Fièvre Méditerranéenne de Maha Haj
Avec Amer Hlehel, Ashraf Farah, Anat Hadid...
De quoi ça parle ? Walid, 40 ans, Palestinien vivant à Haïfa avec sa femme et ses deux enfants, cultive sa dépression et ses velléités littéraires. Il fait la connaissance de son nouveau voisin, Jalal, un escroc à la petite semaine. Les deux hommes deviennent bientôt inséparables : Jalal est persuadé d’aider l’écrivain en lui montrant ses combines ; Walid, quant à lui, y voit l’opportunité de réaliser un projet secret…
Un film politique ?
Maha Haj a dédié la projection cannoise du film à la journaliste palestinienne Shireen Abu Akleh, tuée par la police israélienne en mai 2022 alors qu'elle couvrait une offensive de Tsahal à Jénine. Considérée comme une figure majeure du journalisme en Palestine, elle travaillait pour la chaîne Al Jazeera depuis la fin des années 1990. Sa mort et ses funérailles ont donné lieu à de vives tensions entre les autorités palestiniennes et israéliennes. La réalisatrice explique :
"Je n’ai pas conçu Fièvre Méditerranéenne comme un film politique, mais si les spectateurs le voient comme un film politique, je ne peux pas dire le contraire. La politique est indissociable de mon quotidien en tant que Palestinienne. Aussi personnelle l’histoire du film soit-elle, la politique est toujours en arrière-plan. La dépression de Walid fait écho au sentiment d’emprisonnement des Palestiniens. Rien ne change et on ne voit pas la lumière au bout du tunnel."
"C’est l’une des causes de la souffrance de Walid. C’était une obligation pour moi de dédier la projection au Festival de Cannes à la journaliste Shireen Abu Akleh, deux semaines après son assassinat. C’était un devoir en tant que Palestinienne, en tant que femme, en tant qu’artiste, et en tant qu’être humain."
Cinéaste mélancolique mais drôle
Maha Haj se définit comme une réalisatrice mélancolique, mais dotée d’un certain sens de l’humour. Elle a donc écrit ce film noir, Fièvre Méditerranéenne, sur Walid, un dépressif chronique qui aspire à devenir écrivain. Elle explique :
"Par le biais de ce personnage, j’ai poussé à leurs extrêmes des pensées qui peuvent m’être familières. Je connais intimement sa personnalité et son caractère. J’ai ainsi tourné en dérision mon propre côté sombre à travers un homme qui me ressemble sur certains points, tout en étant différent de moi."
Lieux de tournage
Un tiers de la population de la ville d'Haïfa (située au nord d'Israël) est palestinien. Une partie de ses quartiers reste négligée et délabrée, et cela depuis le début de l’occupation en 1948 (tels que Wadi Saleeb, Wadi Nisnass ou encore Halleesa). Maha Haj explique :
"Nous avons tourné dans ces endroits afin de montrer le côté palestinien de la ville. Le tournage a eu lieu en automne pour s’ancrer davantage dans l’atmosphère tourmentée de la région, avec ses ciels gris et nuageux, et sa mer agitée. Cette atmosphère mélancolique et ces couleurs participent au désespoir et à la dépression de Walid."
Fièvre méditerranéenne...
Cette fièvre méditerranéenne affecte certains des habitants de la région : il s'agit d'une maladie profondément ancrée à cet endroit et très douloureuse.
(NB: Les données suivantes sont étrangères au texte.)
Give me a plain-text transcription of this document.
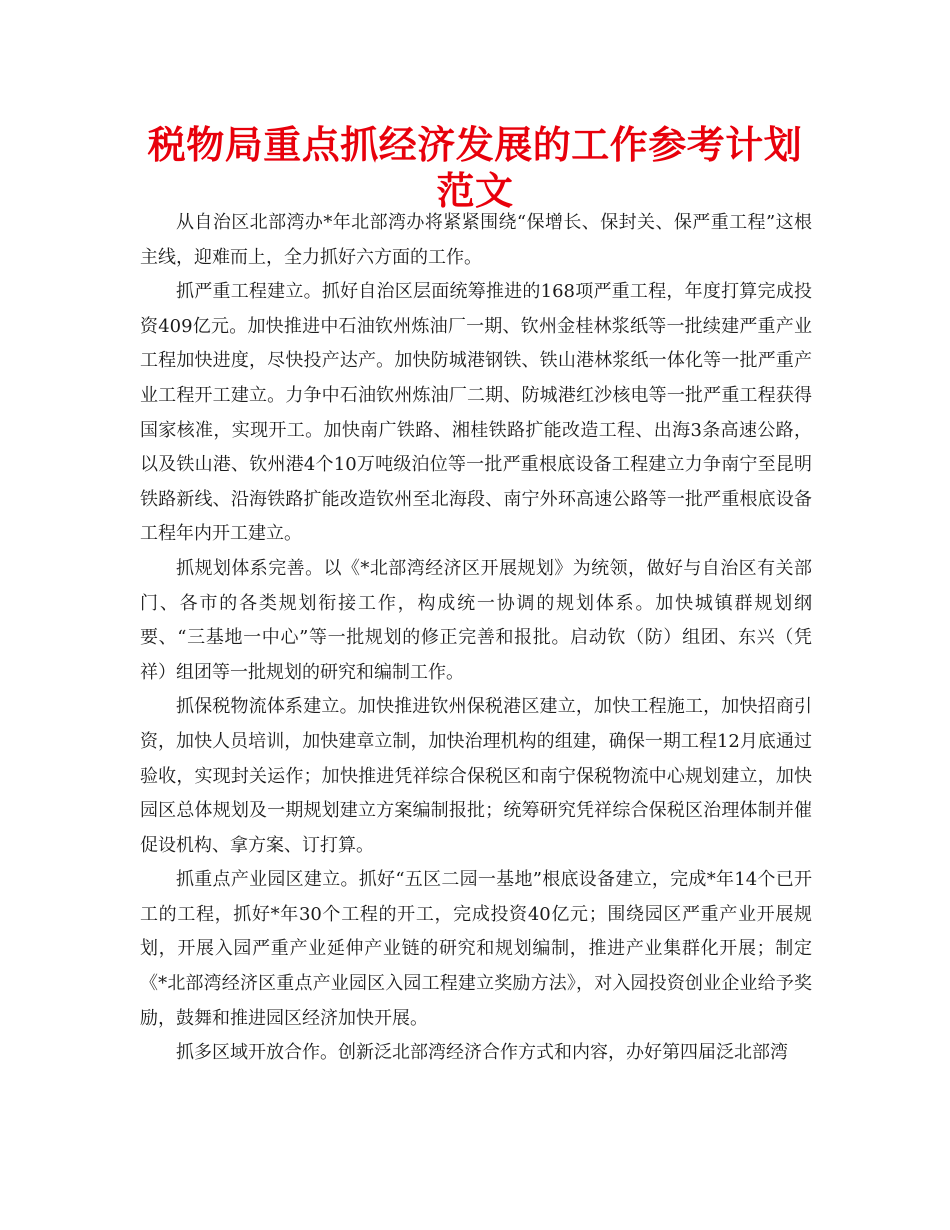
税物局重点抓经济发展的工作参考计划范文

从自治区北部湾办*年北部湾办将紧紧围绕“保增长、保封关、保严重工程”这根主线，迎难而上，全力抓好六方面的工作。

抓严重工程建立。抓好自治区层面统筹推进的168项严重工程，年度打算完成投资409亿元。加快推进中石油钦州炼油厂一期、钦州金桂林浆纸等一批续建严重产业工程加快进度，尽快投产达产。加快防城港钢铁、铁山港林浆纸一体化等一批严重产业工程开工建立。力争中石油钦州炼油厂二期、防城港红沙核电等一批严重工程获得国家核准，实现开工。加快南广铁路、湘桂铁路扩能改造工程、出海3条高速公路，以及铁山港、钦州港4个10万吨级泊位等一批严重根底设备工程建立力争南宁至昆明铁路新线、沿海铁路扩能改造钦州至北海段、南宁外环高速公路等一批严重根底设备工程年内开工建立。

抓规划体系完善。以《*北部湾经济区开展规划》为统领，做好与自治区有关部门、各市的各类规划衔接工作，构成统一协调的规划体系。加快城镇群规划纲要、“三基地一中心”等一批规划的修正完善和报批。启动钦（防）组团、东兴（凭祥）组团等一批规划的研究和编制工作。

抓保税物流体系建立。加快推进钦州保税港区建立，加快工程施工，加快招商引资，加快人员培训，加快建章立制，加快治理机构的组建，确保一期工程12月底通过验收，实现封关运作；加快推进凭祥综合保税区和南宁保税物流中心规划建立，加快园区总体规划及一期规划建立方案编制报批；统筹研究凭祥综合保税区治理体制并催促设机构、拿方案、订打算。

抓重点产业园区建立。抓好“五区二园一基地”根底设备建立，完成*年14个已开工的工程，抓好*年30个工程的开工，完成投资40亿元；围绕园区严重产业开展规划，开展入园严重产业延伸产业链的研究和规划编制，推进产业集群化开展；制定《*北部湾经济区重点产业园区入园工程建立奖励方法》，对入园投资创业企业给予奖励，鼓舞和推进园区经济加快开展。

抓多区域开放合作。创新泛北部湾经济合作方式和内容，办好第四届泛北部湾
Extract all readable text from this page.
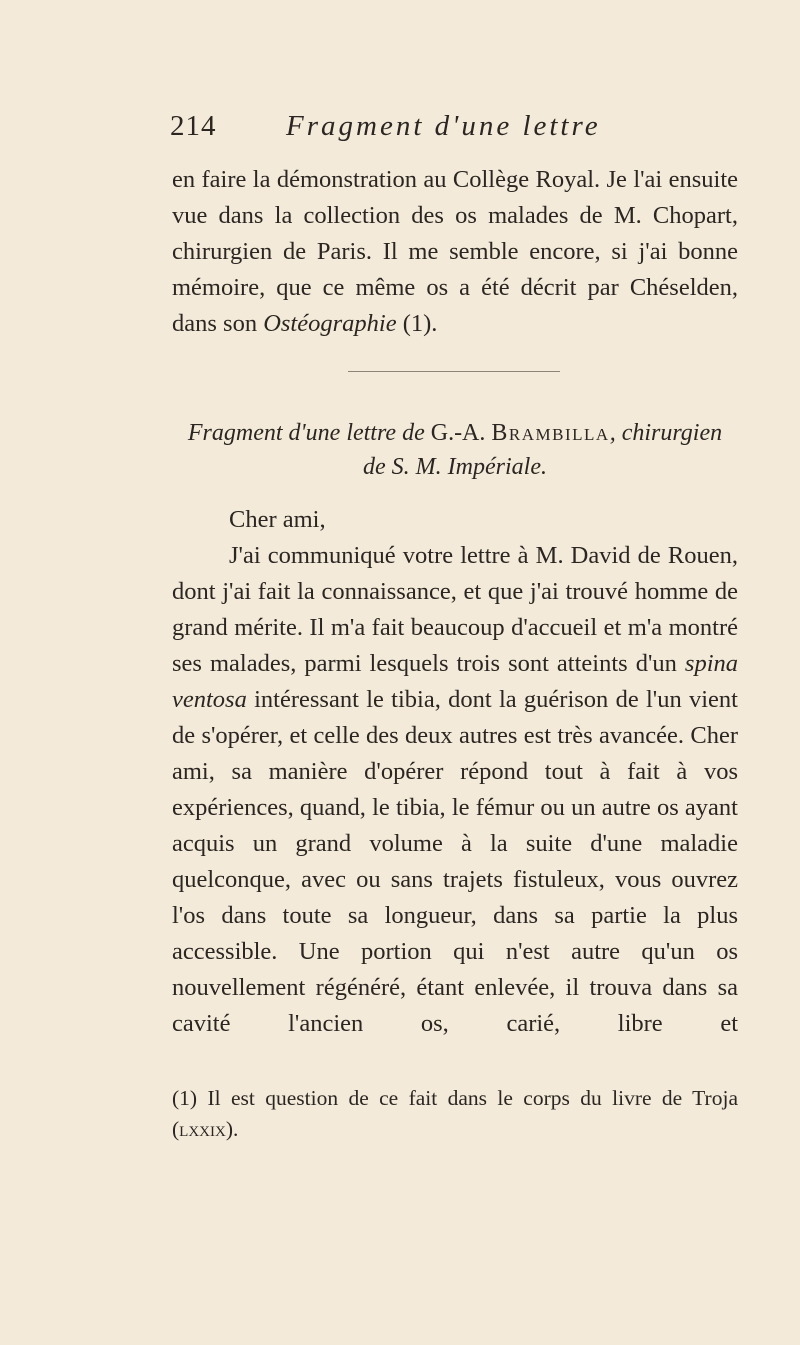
214 Fragment d'une lettre

en faire la démonstration au Collège Royal. Je l'ai ensuite vue dans la collection des os malades de M. Chopart, chirurgien de Paris. Il me semble encore, si j'ai bonne mémoire, que ce même os a été décrit par Chéselden, dans son Ostéographie (1).

Fragment d'une lettre de G.-A. Brambilla, chirurgien
de S. M. Impériale.
Cher ami,

J'ai communiqué votre lettre à M. David de Rouen, dont j'ai fait la connaissance, et que j'ai trouvé homme de grand mérite. Il m'a fait beaucoup d'accueil et m'a montré ses malades, parmi lesquels trois sont atteints d'un spina ventosa intéressant le tibia, dont la guérison de l'un vient de s'opérer, et celle des deux autres est très avancée. Cher ami, sa manière d'opérer répond tout à fait à vos expériences, quand, le tibia, le fémur ou un autre os ayant acquis un grand volume à la suite d'une maladie quelconque, avec ou sans trajets fistuleux, vous ouvrez l'os dans toute sa longueur, dans sa partie la plus accessible. Une portion qui n'est autre qu'un os nouvellement régénéré, étant enlevée, il trouva dans sa cavité l'ancien os, carié, libre et

(1) Il est question de ce fait dans le corps du livre de Troja (lxxix).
Maha Haj confie : "Elle reflète aussi d’autres maux plus évidents : politiques, sociaux et psychologiques. Le film se focalise ouvertement sur cette maladie, bien que ce soit ces maux qui m’intéressent, ceux qu’on n’examine pas au microscope, ceux qui ne sont ni diagnostiqués ni soignés."
Le choix des deux acteurs principaux
Le choix des deux interprètes principaux s’est fait de deux manières totalement différentes : Maha Haj avait, depuis le début de l’écriture, Amer Hlehel à l’esprit pour Walid. Elle se rappelle : "Nous en avons un jour discuté dans un petit café, où je lui ai exposé le personnage et sa trajectoire. Il a immédiatement accepté et cela m’a aidée pour la suite de l’écriture."
"C’était très différent pour Jalal. Nous avons fait passer énormément d’auditions, et les acteurs étaient tous très doués, mais ils n’étaient pas Jalal, il leur manquait quelque chose. Quand Ashraf Farah est entré dans la pièce et a fait sa première lecture, j’ai tout de suite su que c’était l’acteur idéal. La combinaison des deux acteurs m’a offert une première vision concrète de mon film."